Antoine Compagnon (Photo François Bouchon) |
Guerre et littérature. C'est l'objet de ce blog et c'est surtout l'un des couples les plus anciens de l'histoire humaine, tout du moins depuis l'apparition de l'écriture. Antoine Compagnon, historien et spécialiste de Proust, titulaire de la chaire de Littérature française moderne et contemporaine au Collège de France, a consacré son cours de l'année 2014 à cette thématique, sous l'intitulé La guerre littéraire. (..)
Dans son cours inaugural du 14 janvier 2014, il explique "le caractère inséparable de la littérature et de la guerre, depuis l'Illiade et jusqu'à Guerre et Paix, et au-delà". Son cours (neuf séances dont les vidéos sont consultables sur le site du Collège de France) s'articule autour de deux axes
- la littérature comme guerre, c'est-à-dire comme théâtre d'une guerre (avec un aspect transhistorique)
- la guerre des écrivains, c'est-à-dire la guerre telle qu'elle est écrite par les écrivains (un aspect plus circonstanciel, plus historique)
La guerre, pas vraiment une rupture, plutôt une parenthèse littéraire
Dans son deuxième cours, du 21 janvier 2014, Antoine Compagnon remet en question l'idée que le mouvement littéraire moderne et international du début du XXe siècle aurait été suspendu avec le début de la première guerre mondiale en août 14.
Bien sûr il y a une littérature de guerre qui apparaît, en France, sous la forme de romans, et qui se présente comme un document, une mémoire, un témoignage. Littérature héroïque et patriotique ou littérature pacifiste, elle se caractérise par des oeuvres proposant peu d'intrigue, dit-il. Il note aussi que dans la littérature française de cette époque, on ne trouve rien de comparable à Orage d'acier (Ernst Jünger), ou à l'Ouest rien de Nouveau (Reiner Maria Rilke).
Il convient toutefois d'une certaine homogénéité par-delà les frontières, avec l'expérience de la guerre moderne où l'on est tué bien plus que l'on ne tue.
Mais il conteste l'idée d'une coupure irrémédiable entre 1913 et 1918.
Mais au fait, la littérature de guerre a-t-elle vraiment commencé en 1914? Pour Antoine Compagnon, la littérature patriotique a été préparée par de nombreux ouvrages antérieurs au conflit, des oeuvres aux accents guerriers, glorifiant le combat, l'ordre et l'armée, le patriotisme, le nationalisme et le traditionalisme. Il cite ainsi Barrès, Maurras, Peguy, mais aussi Psichari. Et résume cela en un "bergsonisme militaire", notamment pour le dernier.

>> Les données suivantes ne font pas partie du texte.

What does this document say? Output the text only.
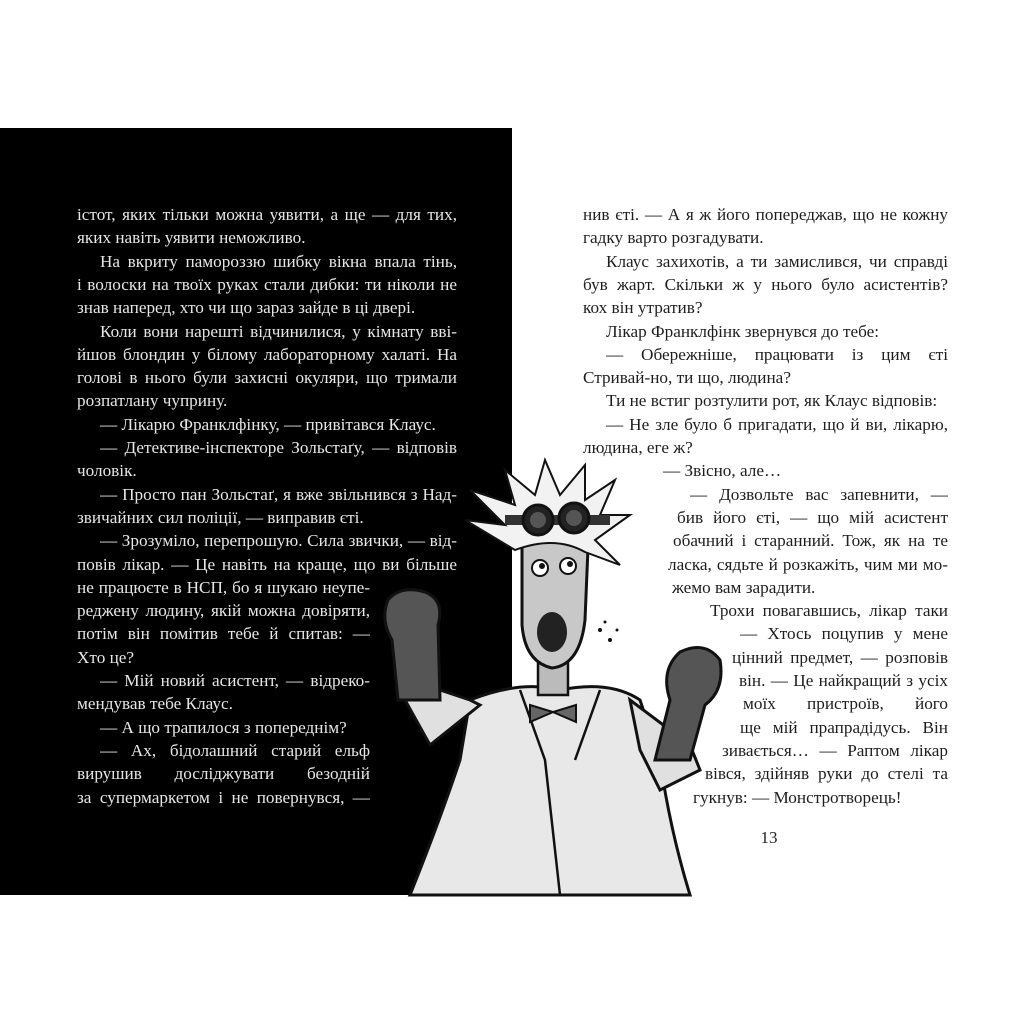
істот, яких тільки можна уявити, а ще — для тих,
яких навіть уявити неможливо.
На вкриту памороззю шибку вікна впала тінь,
і волоски на твоїх руках стали дибки: ти ніколи не
знав наперед, хто чи що зараз зайде в ці двері.
Коли вони нарешті відчинилися, у кімнату вві-
йшов блондин у білому лабораторному халаті. На
голові в нього були захисні окуляри, що тримали
розпатлану чуприну.
— Лікарю Франклфінку, — привітався Клаус.
— Детективе-інспекторе Зольстаґу, — відповів
чоловік.
— Просто пан Зольстаґ, я вже звільнився з Над-
звичайних сил поліції, — виправив єті.
— Зрозуміло, перепрошую. Сила звички, — від-
повів лікар. — Це навіть на краще, що ви більше
не працюєте в НСП, бо я шукаю неупе-
реджену людину, якій можна довіряти,
потім він помітив тебе й спитав: —
Хто це?
— Мій новий асистент, — відреко-
мендував тебе Клаус.
— А що трапилося з попереднім?
— Ах, бідолашний старий ельф
вирушив досліджувати безодній
за супермаркетом і не повернувся, —
нив єті. — А я ж його попереджав, що не кожну
гадку варто розгадувати.
Клаус захихотів, а ти замислився, чи справді
був жарт. Скільки ж у нього було асистентів?
кох він утратив?
Лікар Франклфінк звернувся до тебе:
— Обережніше, працювати із цим єті
Стривай-но, ти що, людина?
Ти не встиг розтулити рот, як Клаус відповів:
— Не зле було б пригадати, що й ви, лікарю,
людина, еге ж?
— Звісно, але…
— Дозвольте вас запевнити, —
бив його єті, — що мій асистент
обачний і старанний. Тож, як на те
ласка, сядьте й розкажіть, чим ми мо-
жемо вам зарадити.
Трохи повагавшись, лікар таки
— Хтось поцупив у мене
цінний предмет, — розповів
він. — Це найкращий з усіх
моїх пристроїв, його
ще мій прапрадідусь. Він
зивається… — Раптом лікар
вівся, здійняв руки до стелі та
гукнув: — Монстротворець!
13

La guerre a suscité une littérature de témoignage
Ainsi, beaucoup de textes juste avant la guerre annonçaient le type de littérature apparue pendant le conflit. La césure de 1914 ne serait donc pas si importante que cela. Quant à celle de 1918, Compagnon cite la fameuse conférence de Georges Duhamel tenue le 13 décembre 1920 et intitulée Guerre et littérature. Le texte intégral est mis en ligne sur ce blog et consultable ICI.
Georges Duhamel conteste l'idée que la guerre a offert matière à faire de la belle littérature. Il affirme d'ailleurs qu'elle n'avait point besoin d'être renouvelée. A bien y regarder, les grands auteurs des années 20, ne sont pas des auteurs de littérature de guerre. Compagnon cite Proust, Valery, Gide, Claudel et Colette.
Georges Duhamel conteste l'idée que la guerre a offert matière à faire de la belle littérature. Il affirme d'ailleurs qu'elle n'avait point besoin d'être renouvelée. A bien y regarder, les grands auteurs des années 20, ne sont pas des auteurs de littérature de guerre. Compagnon cite Proust, Valery, Gide, Claudel et Colette.
Pour parler de la littérature de guerre, Duhamel invente le concept de littérature de témoignage.
Ainsi pour conclure ce deuxième cours, Antoine Compagnon invite à ne pas trop accentuer "le changement géologique", aussi bien en amont de la guerre qu'en 1918.